According to the 100-page memo that accompanied the meeting agenda, DeKalb in 2016 “began a process to solicit proposals for consulting services to develop a strategy for the revitalization of the Annie Glidden North (AGN) neighborhood.” In other words, the city hired another consultant to do another study.
During the meeting, however, city employees objected to members of the public calling the project a study. They’re acting very thin-skinned about members of the public noting that we have stacks and stacks of studies lying dustfully on the shelves, so they’re countering by calling this one a “plan” already instead.
I encourage you not to engage them in the game. They may not have a leg to stand on, and they may produce little when it comes to results, but they can do semantics all day long. Just smile and say, “Po-ta-to, po-tah-to,” and move on to the important stuff.
It’s important that speakers expressed concern that the city’s financial situation cannot support the revitalization efforts a big-city consultant might be expected to suggest, and that a more direct approach to public safety is what we should be looking at right now.
It’s important that Pastor Joe Mitchell of the New Hope Missionary Baptist Church announced that the church will be building a new community center within two years, and that he wanted to attract investment that would lead to revitalization — not gentrification — of the area.
It’s important to listen to the people who live and/or work in these neighborhoods.

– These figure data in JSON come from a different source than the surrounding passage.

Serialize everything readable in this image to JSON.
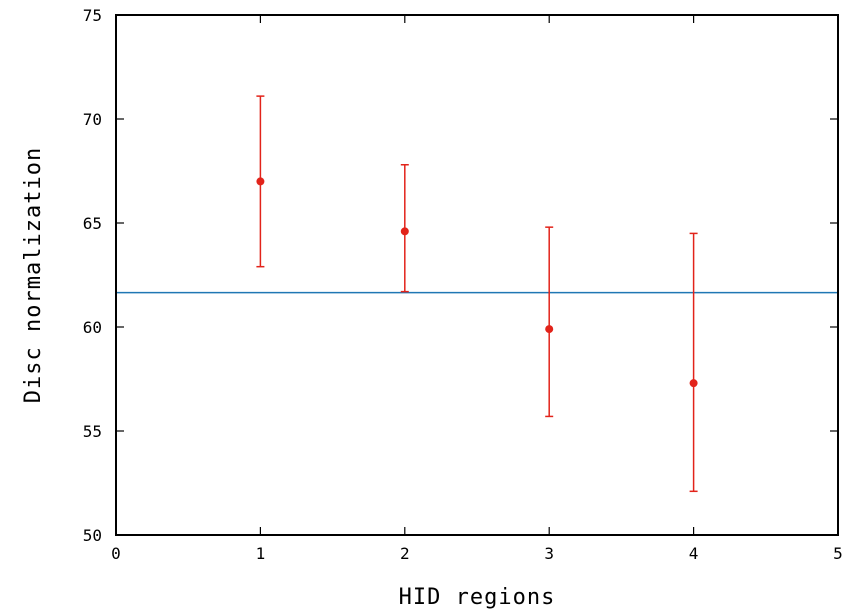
{
  "chart_data": {
    "type": "scatter",
    "title": "",
    "xlabel": "HID regions",
    "ylabel": "Disc normalization",
    "xlim": [
      0,
      5
    ],
    "ylim": [
      50,
      75
    ],
    "xticks": [
      0,
      1,
      2,
      3,
      4,
      5
    ],
    "yticks": [
      50,
      55,
      60,
      65,
      70,
      75
    ],
    "grid": false,
    "series": [
      {
        "color": "#e2231a",
        "x": [
          1,
          2,
          3,
          4
        ],
        "y": [
          67.0,
          64.6,
          59.9,
          57.3
        ],
        "err_low": [
          62.9,
          61.7,
          55.7,
          52.1
        ],
        "err_high": [
          71.1,
          67.8,
          64.8,
          64.5
        ]
      }
    ],
    "reference_line": {
      "y": 61.65,
      "color": "#1f77b4"
    }
  }
}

What’s also important is to know whether something is going on outside of the public meetings. By this I’m referring to NIU, which was knee-deep into the secretive College Town Partners redevelopment scheme, and meddled in the University Village rezoning matter.
University Village is part of Annie Glidden North. NIU worked a plan on UV, and it may already have a plan — not just a study — for other parts of AGN as well.
The university was involved in private discussions about potential redevelopment of properties in the area off of Annie Glidden at Hillcrest. Emails obtained from NIU via Freedom of Information Act requests reveal that in spring of 2014, then-NIU vice-president Bill Nicklas met at Campus Cinema with Chuck Hanlon, principal urban planner with Wills Burke Kelsey Associates, and arranged for Hanlon to create “a proposal for us that looks at the commercial strip along Hillcrest and Blackhawk, as well as a wider area in all directions to envision a different neighborhood.”
The emails include Hanlon’s proposal. The city was apprised, a preliminary plan was prepared for review in June 2014, and an NIU employee was tasked with supporting the creation of a development plan, for example by determining the costs of a “mini special census” in the neighborhood.
Where is the development plan, and how might those events be influencing today’s?